Limited housing stock has emboldened more Americans to demand lower commissions.

You just sold your home for $400,000. Good going, nice job, congratulations. Kudos are also due to the real estate agents who helped you close the deal. If you live in a part of the country where the standard commission is 6 percent, you probably just paid them $24,000. Or maybe not.

Real estate commissions are set by custom, not written in stone, and a new survey suggests Americans are haggling. Sixty percent of people who sold a home in the U.S. over the last year got a discount from their agent, with average savings of 41 percent off the standard commission, according to real estate brokerage Redfin. These aren’t trivial amounts: If you’re selling a $400,000 house and manage to cut your agent’s commission to 5 percent, you just saved $4,000. If you got the 41 percent discount that Redfin’s survey identified as the average, you saved just under $10,000.

Why are sellers cutting better deals? One explanation is that low inventory in some markets means a lot of agents are fighting over a small number of listings. In May, the number of U.S. homes listed for sale was down 4.2 percent from the previous year, according to data published by Realtor.com. The shortage of homes for sale has been the dominant theme in such markets as San Francisco and Dallas, driving up prices and forcing buyers to make snap decisions and waive contingencies.

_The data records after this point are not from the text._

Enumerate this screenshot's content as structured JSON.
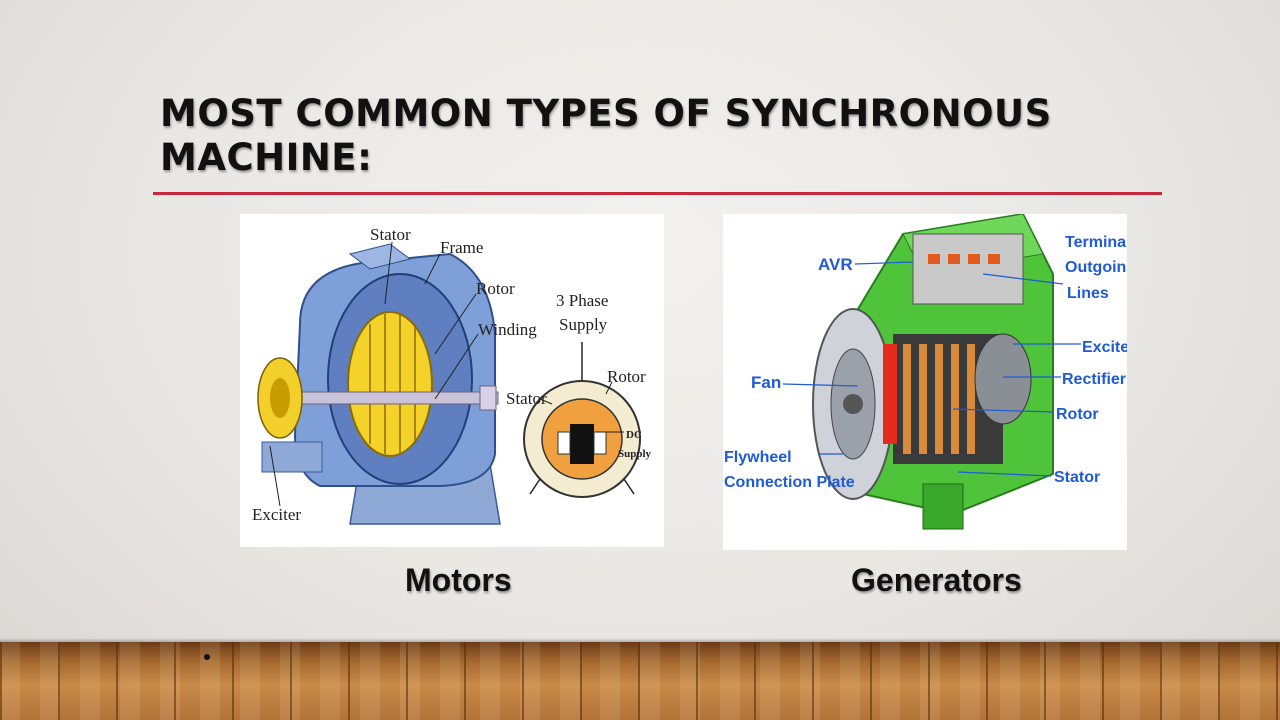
{
  "slide": {
    "title": "MOST COMMON TYPES OF SYNCHRONOUS MACHINE:",
    "accent_color": "#c8283b"
  },
  "motor_figure": {
    "caption": "Motors",
    "labels": {
      "stator_top": "Stator",
      "frame": "Frame",
      "rotor": "Rotor",
      "winding": "Winding",
      "exciter": "Exciter",
      "supply": "3 Phase",
      "supply2": "Supply",
      "stator_side": "Stator",
      "rotor_side": "Rotor",
      "dc": "DC",
      "dc_supply": "Supply"
    }
  },
  "generator_figure": {
    "caption": "Generators",
    "labels": {
      "avr": "AVR",
      "terminal1": "Terminal",
      "terminal2": "Outgoing",
      "terminal3": "Lines",
      "exciter": "Exciter",
      "fan": "Fan",
      "rectifier": "Rectifier",
      "rotor": "Rotor",
      "flywheel1": "Flywheel",
      "flywheel2": "Connection Plate",
      "stator": "Stator"
    }
  }
}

Lately, those conditions have been migrating to smaller, less likely cities, including Omaha, Neb., and Buffalo, N.Y. Not only do tight markets create more competition between agents, they also tend to increase sales prices and decrease the amount of time it takes to sell a home—two factors that are probably making it easier for an agent to accept a lower fee.

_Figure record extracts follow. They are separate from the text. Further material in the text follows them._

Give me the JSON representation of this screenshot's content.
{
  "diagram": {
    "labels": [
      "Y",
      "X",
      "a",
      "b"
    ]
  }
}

An additional theory, advanced by Redfin in a blog post accompanying the survey results, is that agents agreeing to accept discounted fees are responding to pressure from real estate tech startups. That cohort includes Redfin, a Seattle-based brokerage that charges sellers 1.5 percent to list a home, so it might pay to consider the source. Still, its plausible that online real estate companies are driving down commissions by charging lower fees, helping sellers list homes without agents, or forcing traditional agents to compete for new leads. 

“It used to be that I would go to a listing appointment and the sellers were already completely sold on hiring me,” said Elizabeth Weintraub, who leads a team of agents at Lyon Real Estate in Sacramento, Calif. “Now it seems like I’m having to spend most of the appointment explaining why I’m worth the commission.”

Weintraub’s argument is that 40 years in the business have given her a keen sense of when a buyer is likely to be turned down for a loan, or when there’s room to coax a prospect into making a higher offer. Others have argued that a seller who insists on paying a lower commission runs the risk of limiting the number of would-be buyers who look at the home. That’s because agents representing buyers are usually paid out of the sellers’ commission, and reduced fees have a way of trickling down. Another favorite thesis is that an agent who can’t defend his or her commission is likely to fold when negotiating the actual sale—although if you believe that, you should double your agents’ commission on the theory that the service you get in return will be twice as good.

A more plausible argument is that not all sellers look the same to real estate agents. Homes that sell for higher amounts generate larger commissions—and probably create some additional wiggle room for agents to cut fees. Likewise, a seller who plans to use the same agent to sell their old home and buy a new one probably has extra leverage in bargaining.

The Redfin survey indicates that even sellers with more modest properties and no plans to buy a new home should inquire about reducing their fee. As any good negotiator would tell you, it doesn’t hurt to ask.